I like this excerpt; written by Riedesel in the third person, it provides an aura of detachment and objectivity.  I particularly like the part about Riedesel not knowing what is going on, and spending forty-five minutes until orders return from Willoe, telling him to take "best measures." One imagines Willoe tearing back and forth along this battlefield, finding Burgoyne, expressing Riedesel's concerns, getting instructions, and racing back.  No cell phones, no radios, no "walkie talkies"--communication the old fashioned way.  And reliance on the human being in the field, in life and death circumstances, to take "best measures."

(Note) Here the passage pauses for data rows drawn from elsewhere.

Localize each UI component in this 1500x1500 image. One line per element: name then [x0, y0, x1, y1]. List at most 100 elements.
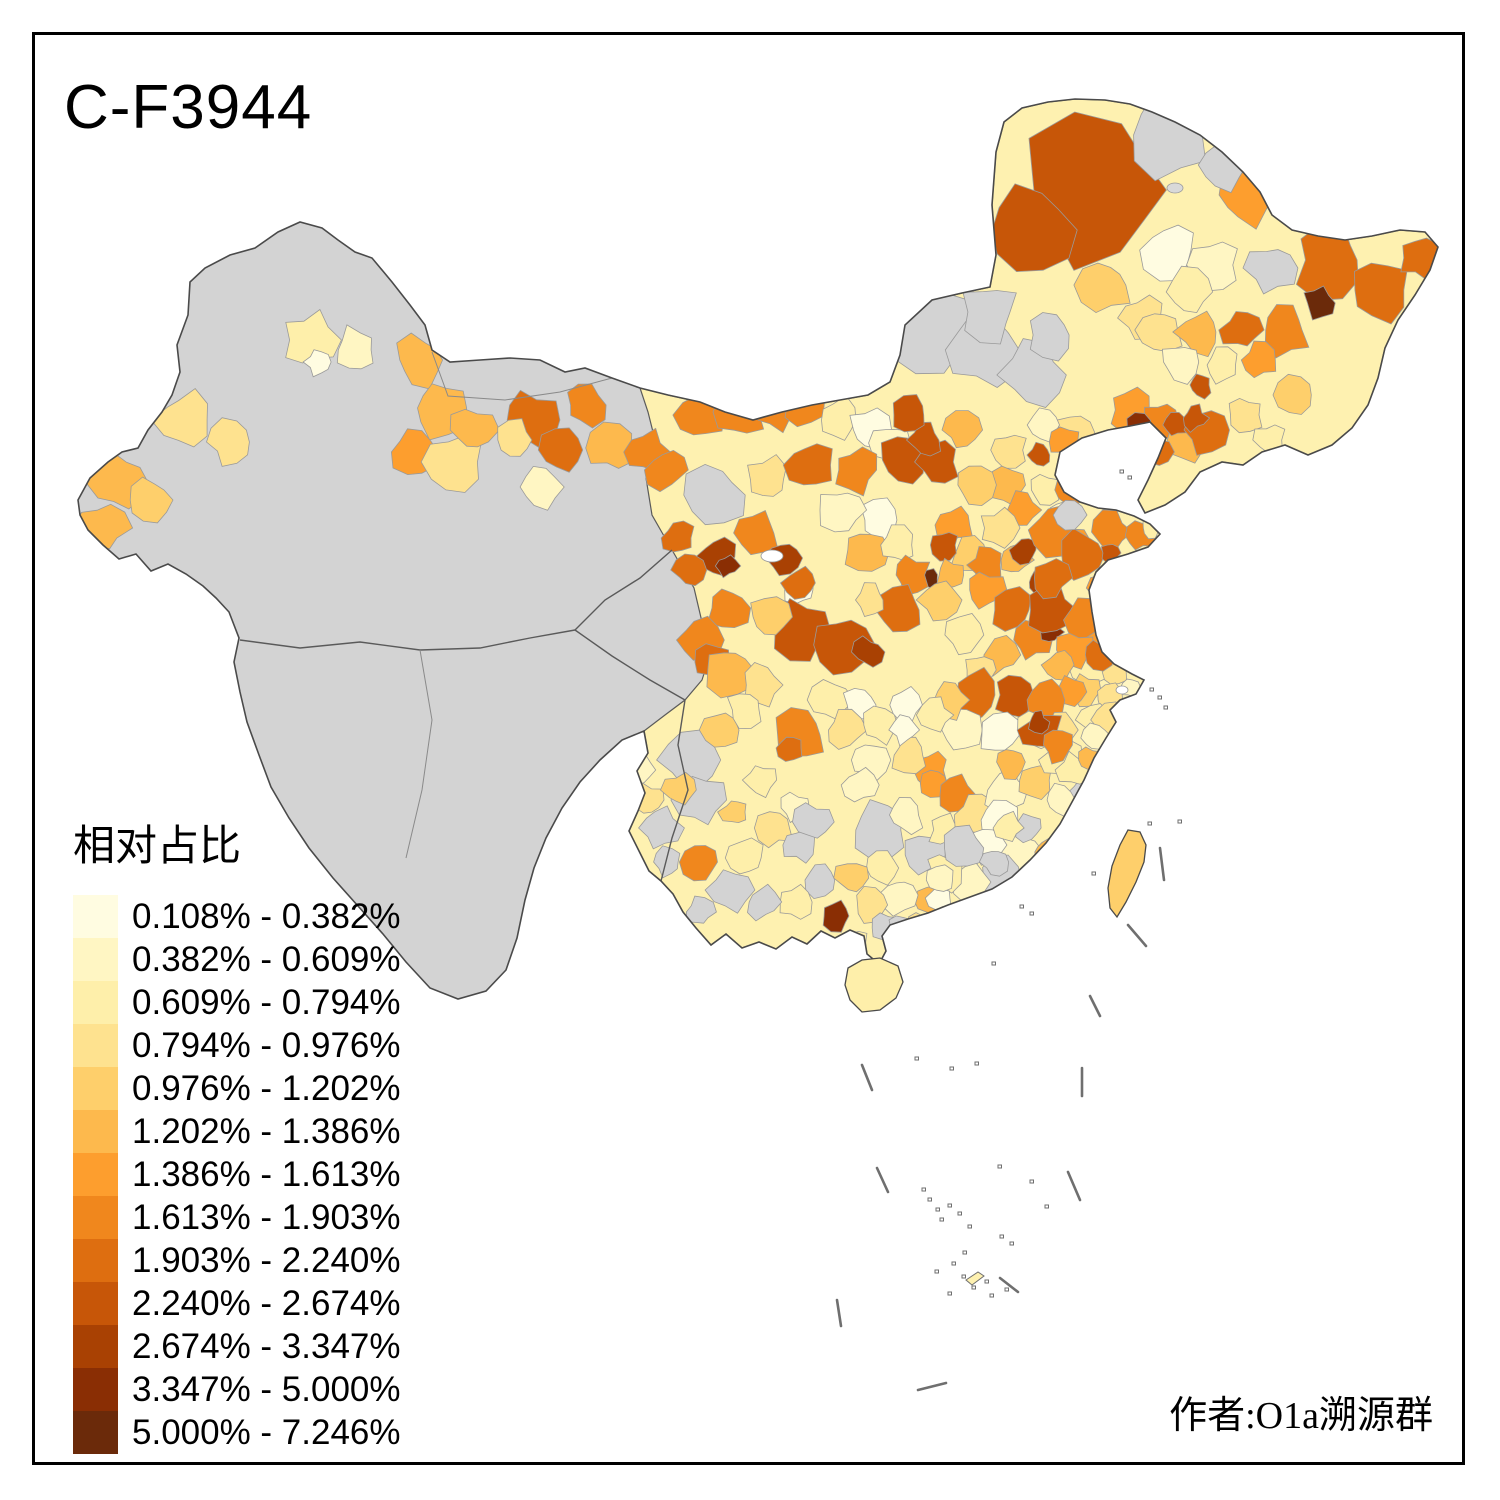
- island-dot: [1147, 821, 1152, 826]
- prefecture-region: [753, 811, 794, 849]
- prefecture-region: [962, 290, 1017, 345]
- legend-label: 0.794% - 0.976%: [132, 1025, 401, 1065]
- prefecture-region: [980, 506, 1021, 549]
- legend-swatch: [73, 1153, 118, 1196]
- prefecture-region: [1189, 373, 1212, 400]
- prefecture-region: [992, 586, 1032, 632]
- prefecture-region: [585, 421, 633, 469]
- island-dot: [949, 1066, 954, 1071]
- legend-swatch: [73, 895, 118, 938]
- legend-label: 0.108% - 0.382%: [132, 896, 401, 936]
- prefecture-region: [1354, 262, 1408, 325]
- prefecture-region: [537, 427, 584, 473]
- island-dot: [1029, 911, 1034, 916]
- legend-swatch: [73, 1024, 118, 1067]
- prefecture-region: [792, 802, 835, 839]
- prefecture-region: [915, 696, 955, 733]
- south-sea-islands: [914, 469, 1182, 1298]
- prefecture-region: [1206, 346, 1238, 385]
- legend-item: 3.347% - 5.000%: [73, 1368, 401, 1411]
- prefecture-region: [905, 421, 941, 457]
- legend-item: 1.202% - 1.386%: [73, 1110, 401, 1153]
- island-dot: [935, 1207, 940, 1212]
- legend-item: 1.903% - 2.240%: [73, 1239, 401, 1282]
- legend-item: 0.976% - 1.202%: [73, 1067, 401, 1110]
- prefecture-region: [957, 465, 997, 507]
- prefecture-region: [1162, 411, 1187, 437]
- prefecture-region: [1303, 285, 1336, 321]
- island-dot: [951, 1261, 956, 1266]
- prefecture-region: [941, 410, 984, 449]
- legend-label: 0.609% - 0.794%: [132, 982, 401, 1022]
- prefecture-region: [1172, 310, 1217, 358]
- prefecture-region: [1242, 249, 1299, 295]
- prefecture-region: [1026, 441, 1051, 467]
- prefecture-region: [1161, 347, 1200, 385]
- island-dot: [957, 1211, 962, 1216]
- legend-swatch: [73, 1282, 118, 1325]
- prefecture-region: [1008, 538, 1037, 566]
- prefecture-region: [519, 465, 565, 511]
- prefecture-region: [915, 580, 963, 622]
- prefecture-region: [638, 805, 685, 850]
- legend-swatch: [73, 1411, 118, 1454]
- prefecture-region: [855, 582, 884, 617]
- island-dot: [984, 1279, 989, 1284]
- legend-swatch: [73, 1110, 118, 1153]
- legend-item: 0.609% - 0.794%: [73, 981, 401, 1024]
- prefecture-region: [336, 324, 374, 370]
- prefecture-region: [678, 845, 718, 882]
- prefecture-region: [660, 520, 695, 553]
- attribution: 作者:O1a溯源群: [1169, 1395, 1433, 1437]
- prefecture-region: [1043, 729, 1073, 765]
- island-dot: [921, 1187, 926, 1192]
- island-dot: [927, 1197, 932, 1202]
- prefecture-region: [744, 662, 784, 708]
- legend-label: 2.674% - 3.347%: [132, 1326, 401, 1366]
- prefecture-region: [850, 744, 892, 782]
- prefecture-region: [707, 588, 752, 629]
- legend-label: 5.000% - 7.246%: [132, 1412, 401, 1452]
- legend-items: 0.108% - 0.382% 0.382% - 0.609% 0.609% - 0…: [73, 895, 401, 1454]
- prefecture-region: [747, 454, 787, 497]
- prefecture-region: [844, 533, 891, 572]
- legend-item: 1.386% - 1.613%: [73, 1153, 401, 1196]
- prefecture-region: [779, 565, 816, 600]
- legend-label: 0.382% - 0.609%: [132, 939, 401, 979]
- legend-label: 1.202% - 1.386%: [132, 1111, 401, 1151]
- island-dot: [1019, 904, 1024, 909]
- island-dot: [1029, 1179, 1034, 1184]
- prefecture-region: [969, 571, 1008, 610]
- prefecture-region: [888, 714, 921, 747]
- island-dot: [939, 1217, 944, 1222]
- province-borders: [239, 351, 689, 882]
- prefecture-region: [851, 635, 886, 668]
- prefecture-region: [747, 883, 783, 922]
- prefecture-region: [129, 476, 174, 524]
- legend-item: 0.382% - 0.609%: [73, 938, 401, 981]
- legend-item: 2.240% - 2.674%: [73, 1282, 401, 1325]
- island-dot: [1009, 1241, 1014, 1246]
- prefecture-region: [741, 765, 778, 799]
- legend-swatch: [73, 1067, 118, 1110]
- prefecture-region: [996, 749, 1026, 781]
- prefecture-region: [1218, 311, 1265, 347]
- prefecture-region: [660, 771, 697, 806]
- prefecture-region: [804, 863, 836, 900]
- prefecture-region: [206, 417, 250, 467]
- island-dot: [947, 1203, 952, 1208]
- prefecture-region: [714, 554, 742, 579]
- prefecture-region: [891, 736, 926, 775]
- prefecture-region: [821, 394, 857, 441]
- prefecture-region: [706, 652, 755, 699]
- prefecture-region: [889, 685, 923, 725]
- legend: 相对占比 0.108% - 0.382% 0.382% - 0.609% 0.609…: [73, 812, 401, 1454]
- prefecture-region: [1272, 373, 1312, 415]
- island-dot: [967, 1224, 972, 1229]
- prefecture-region: [889, 797, 924, 836]
- island-dot: [962, 1250, 967, 1255]
- island-dot: [974, 1061, 979, 1066]
- prefecture-region: [813, 619, 876, 676]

Saturday, October 13, 2012

Saratoga and the Rhetoric of War

October 7, 1777 saw the battle at Bemis Heights, the second of the two battles at Saratoga, and the retreat of Burgoyne to what is now known as "Victory Woods." A monument commemorates the battle:

On October 16, 1777, following days of negotiation, Burgoyne surrendered to Gates and they dined together at General Schuyler's house.  The entry in Burgoyne's orderly book for that day tells us:

"Gen. Burgoyne and the rest of the Staff Officers were escorted on Horseback.  They all dined at General Schuyler's.  At Table General Gates drank the King of Great Britain's Health.  Gen. Burgoyne in return thanked him, and in the next Glass drank the Continental Congress.  Gen. Burgoyne observed to Gen. Gates, he admired the Number, Dress and Discipline of his Army; but above all, the Decorum and Regularity that was observed; said, Your Funds of Men are inexhaustible, like the Hydra's Head, when cut off, seven more sprang up in its stead."

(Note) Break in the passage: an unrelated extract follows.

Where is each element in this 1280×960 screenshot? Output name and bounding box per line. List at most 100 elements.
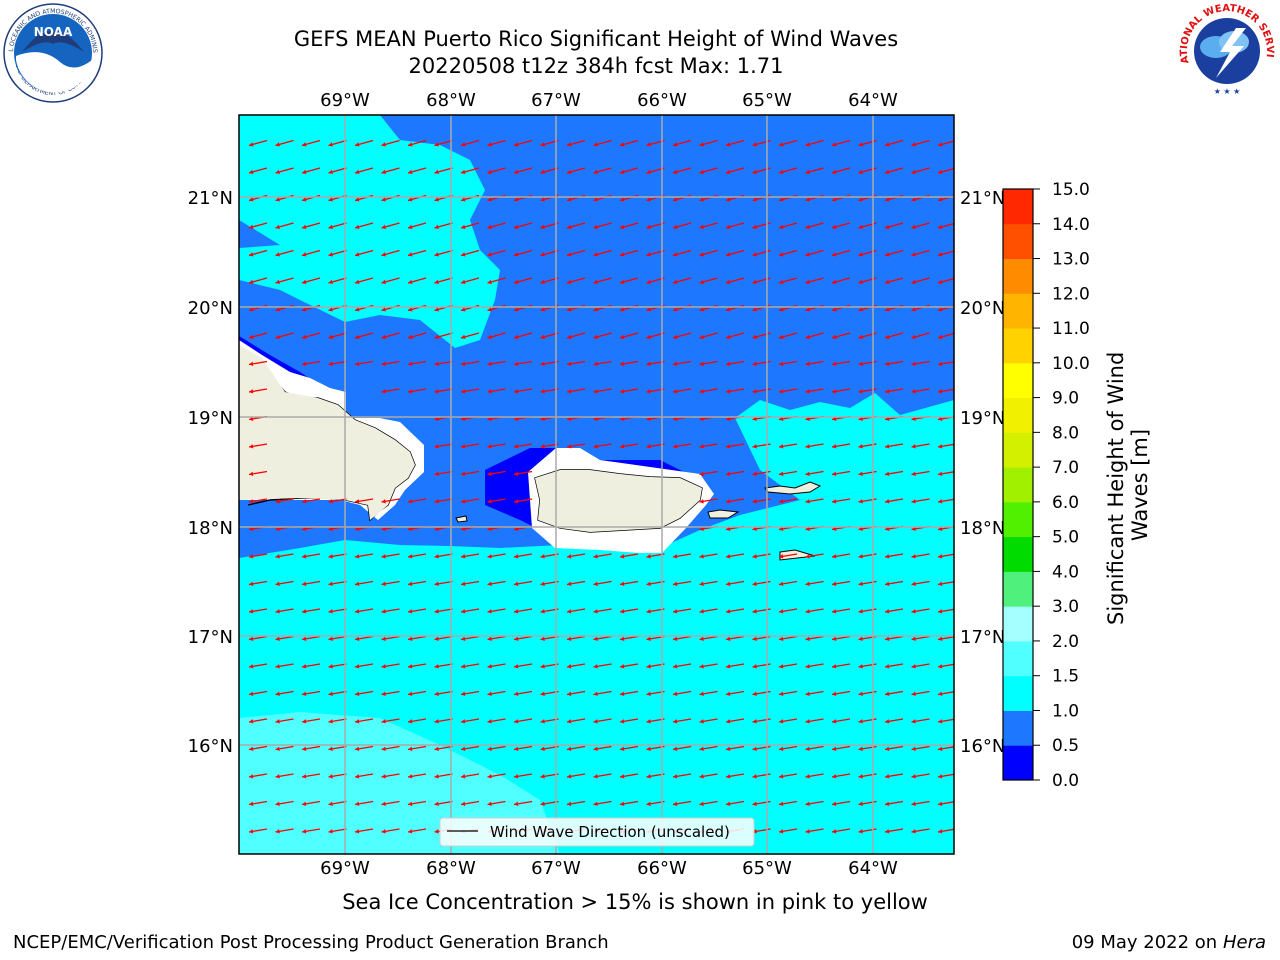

Today we live in a world where innocents starve to death, are drafted as children soldiers, and are raped and trafficked into prostitution, and still the dinners and the rhetoric flow.

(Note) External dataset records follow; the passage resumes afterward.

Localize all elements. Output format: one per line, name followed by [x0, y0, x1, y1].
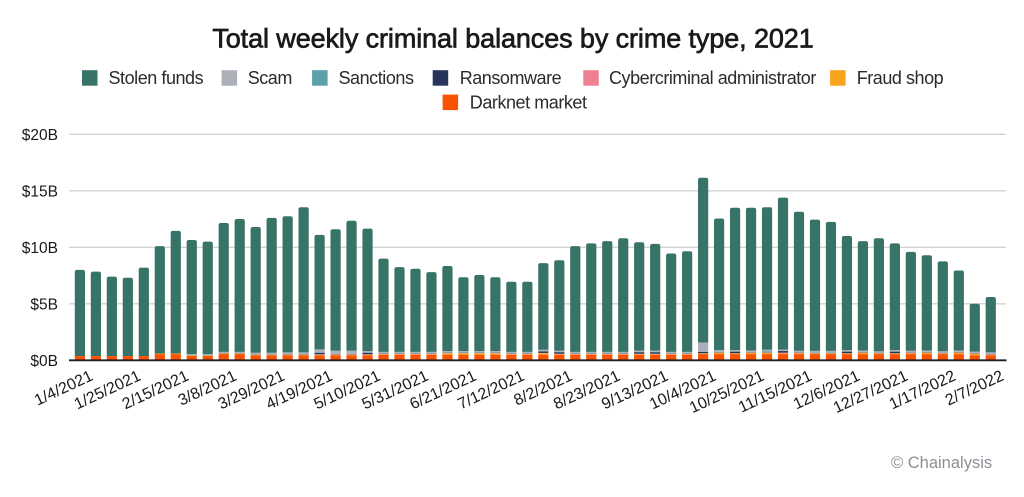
svg-text:$5B: $5B [30, 296, 58, 313]
svg-text:Ransomware: Ransomware [460, 68, 562, 88]
svg-text:Sanctions: Sanctions [339, 68, 414, 88]
svg-text:$20B: $20B [22, 127, 58, 144]
svg-text:Darknet market: Darknet market [470, 93, 587, 113]
svg-text:$10B: $10B [22, 240, 58, 257]
svg-text:Fraud shop: Fraud shop [857, 68, 944, 88]
svg-text:Scam: Scam [248, 68, 292, 88]
svg-text:Cybercriminal administrator: Cybercriminal administrator [609, 68, 816, 88]
svg-text:Stolen funds: Stolen funds [109, 68, 204, 88]
svg-text:© Chainalysis: © Chainalysis [891, 454, 992, 472]
svg-text:$0B: $0B [30, 353, 58, 370]
svg-text:$15B: $15B [22, 183, 58, 200]
svg-text:Total weekly criminal balances: Total weekly criminal balances by crime … [212, 23, 813, 53]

Thursday, October 11, 2012


This month marks the anniversary of the Battle of Germantown, fought on October 4, 1777.

Last year I caught the reenactment; here we see the British at the Chew House.  On September 26, 1777 the British entered the American capital of Philadelphia.  Washington, anxious to engage Howe, ordered a four-pronged attack.  Theoretically sound on paper, the plan might well have succeeded for for a series of mishaps and misjudgments--the literal fog of war causing American units to fire on each other, an obsession with dislodging a small number of British units ensconced in the Chew House, and the drunken command of one of Washington's generals.  The attack on October 4, 1777 centered around Market Square and the Chew House.

This month also marks a year since I started this blog, with the intent of highlighting the places of the Revolution as they appear today.